Companies that use pre-employment tests to screen applicants should, at the very least, make sure that the skills being tested are those skills that the position requires. Holding a Survivor-like contest to determine who will be recommended for a promotion to regional manager does not pass this test. Not even a little bit. Indeed, tests that are more job-related have been found to have a discriminatory impact on applicants in protected categories.
Take, for example, the Dial Corporation. Earlier this year, the Eighth U.S. Circuit Court of Appeals upheld a $3.4 million jury verdict for Dial’s use of a discriminatory “work tolerance test” that asked applicants to carry a 35-pound bar back and forth between two frames for seven minutes in front of an occupational therapist. If that cost $3.4 million, imagine how much Dunder Mifflin is on the hook for after using fire walking, hot dog eating, and sumo wrestling as tests for becoming the regional manager of a paper company.

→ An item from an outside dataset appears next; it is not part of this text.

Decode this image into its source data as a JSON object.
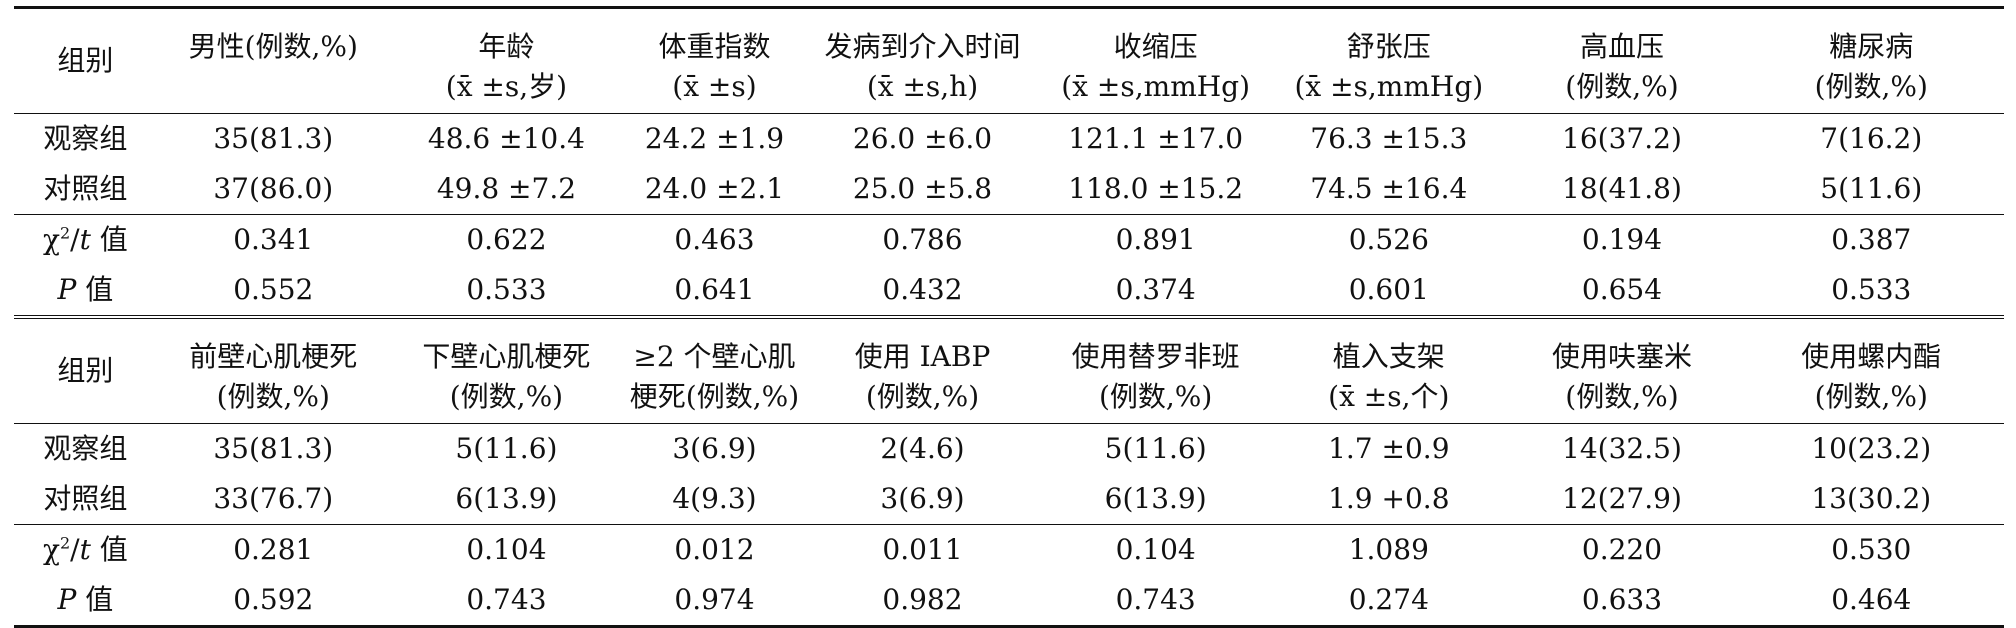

That being said, if there is a job out there for which fire walking, hot dog eating, and sumo wrestling are legitimate measures of necessary job skills, can you let me know? I might want to apply.
I’m always fascinated by workplace “exercises” that are intended to be either team-building measures or some kind of “alternate skills” assessment. Inevitably, these things tend to melt down and go nowhere. But they can actually be fun/funny for the people forced to participate. OR they can be lucrative if you have a good lawyer!